#001 May 2026

Latency Is A Trust Problem

tags: voice · AI APIs · product decisions · Gemini · OpenAI
reading time: 3 min

I built Curious Garden — a voice-first AI learning companion for children — in four days for a Google hackathon. The constraint was clear: use the Gemini Live API. So I did.

It worked. I deployed it to Google Cloud Run, recorded a demo, and missed the submission deadline by two minutes because I didn't know I needed a YouTube link. That is a story for another note.

But here is what I actually learned in the weeks that followed — something no benchmark or pricing page will tell you.

During the build, Gemini felt slow. So I tried OpenAI.

When you are building a conversational voice experience, latency is not a performance metric. It is a trust metric.

A slow response in a text chat is mildly annoying. A slow response in a voice conversation feels broken. The user stops believing the system is listening. They repeat themselves. They speak louder. The natural rhythm of conversation collapses and what should feel like talking to a companion starts to feel like leaving a voicemail.

I felt this during the build. The responses had a gap that made the experience feel unnatural. So I tested OpenAI Realtime API.

The difference was immediate. Responses came back fast enough to feel present. Interruptions were handled naturally. The conversation had rhythm.

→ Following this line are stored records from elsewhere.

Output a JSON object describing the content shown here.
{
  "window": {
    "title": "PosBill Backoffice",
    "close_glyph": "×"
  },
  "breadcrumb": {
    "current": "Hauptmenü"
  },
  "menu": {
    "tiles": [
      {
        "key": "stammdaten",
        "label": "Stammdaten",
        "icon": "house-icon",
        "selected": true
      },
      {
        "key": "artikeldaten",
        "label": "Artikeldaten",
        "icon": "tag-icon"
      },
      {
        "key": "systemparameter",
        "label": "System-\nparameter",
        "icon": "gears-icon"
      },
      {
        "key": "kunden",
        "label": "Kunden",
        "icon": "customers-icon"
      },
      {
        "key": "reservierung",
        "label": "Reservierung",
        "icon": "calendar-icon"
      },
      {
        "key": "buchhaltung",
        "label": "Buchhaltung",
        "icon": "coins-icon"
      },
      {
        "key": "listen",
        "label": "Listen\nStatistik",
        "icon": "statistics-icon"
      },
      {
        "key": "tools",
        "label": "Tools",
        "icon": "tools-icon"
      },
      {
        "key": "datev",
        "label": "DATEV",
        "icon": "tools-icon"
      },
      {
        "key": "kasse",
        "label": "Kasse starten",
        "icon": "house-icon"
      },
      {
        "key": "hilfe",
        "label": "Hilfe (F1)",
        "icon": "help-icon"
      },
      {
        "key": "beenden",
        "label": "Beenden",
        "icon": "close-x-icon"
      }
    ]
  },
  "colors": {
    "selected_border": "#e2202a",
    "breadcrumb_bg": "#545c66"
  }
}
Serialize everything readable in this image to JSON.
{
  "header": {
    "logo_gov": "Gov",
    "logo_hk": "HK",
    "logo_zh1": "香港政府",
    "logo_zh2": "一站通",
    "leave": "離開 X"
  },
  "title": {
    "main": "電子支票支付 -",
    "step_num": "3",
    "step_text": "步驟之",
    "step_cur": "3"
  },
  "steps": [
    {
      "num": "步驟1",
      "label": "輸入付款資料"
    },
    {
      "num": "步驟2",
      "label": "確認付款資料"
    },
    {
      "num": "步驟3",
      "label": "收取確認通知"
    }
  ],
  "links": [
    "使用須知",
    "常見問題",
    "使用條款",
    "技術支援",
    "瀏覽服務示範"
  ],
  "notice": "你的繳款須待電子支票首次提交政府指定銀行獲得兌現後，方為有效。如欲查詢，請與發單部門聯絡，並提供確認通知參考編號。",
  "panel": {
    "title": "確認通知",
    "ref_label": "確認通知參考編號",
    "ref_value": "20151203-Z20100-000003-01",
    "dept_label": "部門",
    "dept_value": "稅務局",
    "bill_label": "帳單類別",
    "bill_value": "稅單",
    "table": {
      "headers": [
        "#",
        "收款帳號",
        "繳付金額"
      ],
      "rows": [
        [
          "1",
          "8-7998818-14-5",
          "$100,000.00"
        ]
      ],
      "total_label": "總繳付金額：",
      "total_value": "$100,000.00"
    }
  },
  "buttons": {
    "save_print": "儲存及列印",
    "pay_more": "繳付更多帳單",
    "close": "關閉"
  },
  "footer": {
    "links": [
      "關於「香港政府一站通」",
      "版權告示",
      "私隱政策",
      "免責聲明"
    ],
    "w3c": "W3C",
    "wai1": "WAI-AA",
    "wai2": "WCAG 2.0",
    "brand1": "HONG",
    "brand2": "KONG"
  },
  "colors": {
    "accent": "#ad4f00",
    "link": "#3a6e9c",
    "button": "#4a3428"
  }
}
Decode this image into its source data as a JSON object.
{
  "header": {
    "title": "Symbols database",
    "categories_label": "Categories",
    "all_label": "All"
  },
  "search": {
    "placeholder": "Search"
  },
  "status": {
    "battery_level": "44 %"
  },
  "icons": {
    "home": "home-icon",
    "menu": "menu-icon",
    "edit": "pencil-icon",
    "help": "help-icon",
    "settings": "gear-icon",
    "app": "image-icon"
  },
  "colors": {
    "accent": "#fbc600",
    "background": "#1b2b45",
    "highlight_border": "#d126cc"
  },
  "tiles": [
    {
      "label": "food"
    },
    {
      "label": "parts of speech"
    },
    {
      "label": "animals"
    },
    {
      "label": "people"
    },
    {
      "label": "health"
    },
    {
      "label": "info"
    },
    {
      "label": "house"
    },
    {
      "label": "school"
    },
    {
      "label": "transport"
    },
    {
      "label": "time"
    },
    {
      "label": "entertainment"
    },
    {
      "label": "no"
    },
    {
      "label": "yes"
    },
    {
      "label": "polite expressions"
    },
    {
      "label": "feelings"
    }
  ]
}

The problem: OpenAI Realtime API burns tokens quickly and has no free tier. Gemini's free tier is genuinely generous. For a solo founder prototyping at speed, that gap matters. I made a note of both and kept building on Gemini.

Then something unexpected happened.

Weeks after the deadline passed, I opened Curious Garden in a park with a friend. Cellular connection, no special setup, completely casual.

El responded almost instantly. The conversation flowed. My friend was surprised. I was shocked.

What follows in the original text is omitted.